Em 1974, uma temporada histórica para o Pittsburgh Steelers: no Draft, selecionou o LB Jack Lambert, C Mike Webster, WR Lynn Swann e WR John Stallworth, foi campeão de sua divisão com uma campanha 10-3-1 e teve o DT Joe Greene eleito o “Defensive Player of the Year”. O QB Terry Bradshaw ficou fora de alguns jogos pelo fraco desempenho que vinha tendo, mas acabou recuperando a vaga ainda na temporada regular. Na pós-temporada, o time venceu facilmente do Buffalo Bills por 32 a 14 e se vingou do Oakland Raiders por 24 a 13. Com um grande desempenho da “Cortina de Ferro”, como aconteceu durante toda a temporada, o Steelers sagrou-se campeão no Super Bowl IX pela primeira vez após uma vitória de 16 a 6 sobre o Minnesota Vikings e o RB Franco Harris foi o MVP do grande jogo.

O ano de 1975 foi ainda melhor que o anterior. O QB Terry Bradshaw fez uma temporada bem mais regular e outra vez um jogador da excelente defesa foi eleito o “Defensive Player of the Year”, o CB Mel Blount. Teve uma excelente temporada regular com uma campanha de 12-2 e mais um título de divisão. Na pós-temporada, derrotou facilmente o Baltimore Colts por 28 a 10 e superou novamente o Oakland Raiders por 16 a 10. No Super Bowl X, a vitória veio sobre o Dallas Cowboys por 21 a 17, em mais um grande jogo daquela espetacular defesa.

Na temporada de 1976, a defesa continuou assombrando a NFL, permitindo apenas 138 pontos durante toda a temporada e a equipe continuava voando para lutar mais uma vez por um Super Bowl, mas as lesões dos RBs Franco Harris e Rocky Bleier não deixou esse sonho se realizar.
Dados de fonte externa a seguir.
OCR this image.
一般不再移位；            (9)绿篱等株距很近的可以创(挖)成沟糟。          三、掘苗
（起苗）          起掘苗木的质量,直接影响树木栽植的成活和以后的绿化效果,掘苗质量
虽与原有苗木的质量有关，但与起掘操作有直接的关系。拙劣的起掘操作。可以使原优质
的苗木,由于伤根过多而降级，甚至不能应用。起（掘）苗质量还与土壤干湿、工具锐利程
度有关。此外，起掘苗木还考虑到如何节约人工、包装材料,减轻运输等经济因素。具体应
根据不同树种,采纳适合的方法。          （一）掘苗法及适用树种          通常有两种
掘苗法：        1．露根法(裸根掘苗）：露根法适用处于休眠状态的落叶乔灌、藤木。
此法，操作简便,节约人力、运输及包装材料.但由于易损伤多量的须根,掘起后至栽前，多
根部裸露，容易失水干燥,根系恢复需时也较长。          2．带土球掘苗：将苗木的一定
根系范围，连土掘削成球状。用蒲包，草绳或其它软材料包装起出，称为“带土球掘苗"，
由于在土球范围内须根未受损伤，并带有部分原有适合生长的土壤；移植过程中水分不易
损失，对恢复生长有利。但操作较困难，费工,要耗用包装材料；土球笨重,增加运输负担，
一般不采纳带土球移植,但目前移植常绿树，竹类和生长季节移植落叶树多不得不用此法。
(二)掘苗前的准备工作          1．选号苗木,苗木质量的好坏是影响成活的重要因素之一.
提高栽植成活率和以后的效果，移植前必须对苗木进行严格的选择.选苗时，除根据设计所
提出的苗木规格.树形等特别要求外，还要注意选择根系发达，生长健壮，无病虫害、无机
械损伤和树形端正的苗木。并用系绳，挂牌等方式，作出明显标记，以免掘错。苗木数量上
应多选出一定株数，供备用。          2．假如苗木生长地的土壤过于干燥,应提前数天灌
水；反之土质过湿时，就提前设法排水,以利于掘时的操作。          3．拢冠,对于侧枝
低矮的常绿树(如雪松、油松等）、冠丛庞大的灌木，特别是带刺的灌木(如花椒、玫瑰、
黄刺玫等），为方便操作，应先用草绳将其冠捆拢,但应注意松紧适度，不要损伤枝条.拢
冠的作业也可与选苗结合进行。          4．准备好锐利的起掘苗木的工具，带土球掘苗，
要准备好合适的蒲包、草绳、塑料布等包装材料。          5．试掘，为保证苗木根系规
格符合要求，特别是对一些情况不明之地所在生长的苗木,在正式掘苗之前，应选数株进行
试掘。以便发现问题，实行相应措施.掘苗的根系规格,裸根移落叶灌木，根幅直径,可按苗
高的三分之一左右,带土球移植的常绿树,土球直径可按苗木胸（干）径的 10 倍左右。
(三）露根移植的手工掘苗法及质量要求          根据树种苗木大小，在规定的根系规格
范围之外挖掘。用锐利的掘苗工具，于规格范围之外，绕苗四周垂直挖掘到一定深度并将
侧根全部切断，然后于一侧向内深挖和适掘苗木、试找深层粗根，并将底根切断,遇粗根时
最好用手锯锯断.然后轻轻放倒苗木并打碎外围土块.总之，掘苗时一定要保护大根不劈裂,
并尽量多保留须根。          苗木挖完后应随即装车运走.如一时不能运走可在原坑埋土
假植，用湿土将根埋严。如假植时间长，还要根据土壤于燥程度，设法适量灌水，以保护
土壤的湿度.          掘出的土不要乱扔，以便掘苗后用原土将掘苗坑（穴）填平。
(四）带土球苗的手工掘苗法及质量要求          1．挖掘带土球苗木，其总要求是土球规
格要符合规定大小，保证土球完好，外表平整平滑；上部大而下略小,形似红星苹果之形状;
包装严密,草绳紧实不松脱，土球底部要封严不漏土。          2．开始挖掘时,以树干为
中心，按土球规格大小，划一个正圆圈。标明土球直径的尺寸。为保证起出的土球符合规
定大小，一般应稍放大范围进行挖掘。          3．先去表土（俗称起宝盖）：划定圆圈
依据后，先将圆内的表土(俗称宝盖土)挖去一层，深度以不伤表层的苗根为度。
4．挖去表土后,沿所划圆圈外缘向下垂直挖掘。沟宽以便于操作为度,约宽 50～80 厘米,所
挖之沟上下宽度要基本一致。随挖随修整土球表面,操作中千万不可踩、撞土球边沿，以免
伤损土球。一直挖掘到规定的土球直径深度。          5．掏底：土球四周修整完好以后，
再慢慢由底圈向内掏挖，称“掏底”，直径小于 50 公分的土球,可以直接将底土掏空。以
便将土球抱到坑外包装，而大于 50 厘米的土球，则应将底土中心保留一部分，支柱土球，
Novamente ganhou a divisão, agora com 10 vitórias e 4 derrotas, massacrou o Baltimore Colts por 40 a 14 na primeira rodada da pós-temporada e se classificou para enfrentar o Oakland Raiders. Porém, com a lesão de Franco Harris, a equipe acabou perdendo por 24 a 7, frustrando o sonho do tricampeonato.

Em 1978, a defesa continuou muito forte, mas o ataque mostrou uma grande eficiência com o QB Terry Bradshaw conseguindo a sua melhor temporada, que lhe rendeu o prêmio de MVP. Com uma campanha excelente de 14-2, o Steelers mostrava que seria muito difícil ser derrotado naquela temporada. Nos playoffs, duas vitórias fáceis, com o ataque somando 67 pontos e a defesa permitindo apenas 15: 33 a 10 contra o Broncos  e 34 a 5 sobre o Houston Oilers. No Super Bowl XIII, em um dos melhores Super Bowls de todos os tempos, o Pittsburgh Steelers venceu o Dallas Cowboys por 35 a 31 e levou o seu terceiro título na década, com Terry Bradshaw sendo eleito o MVP da partida.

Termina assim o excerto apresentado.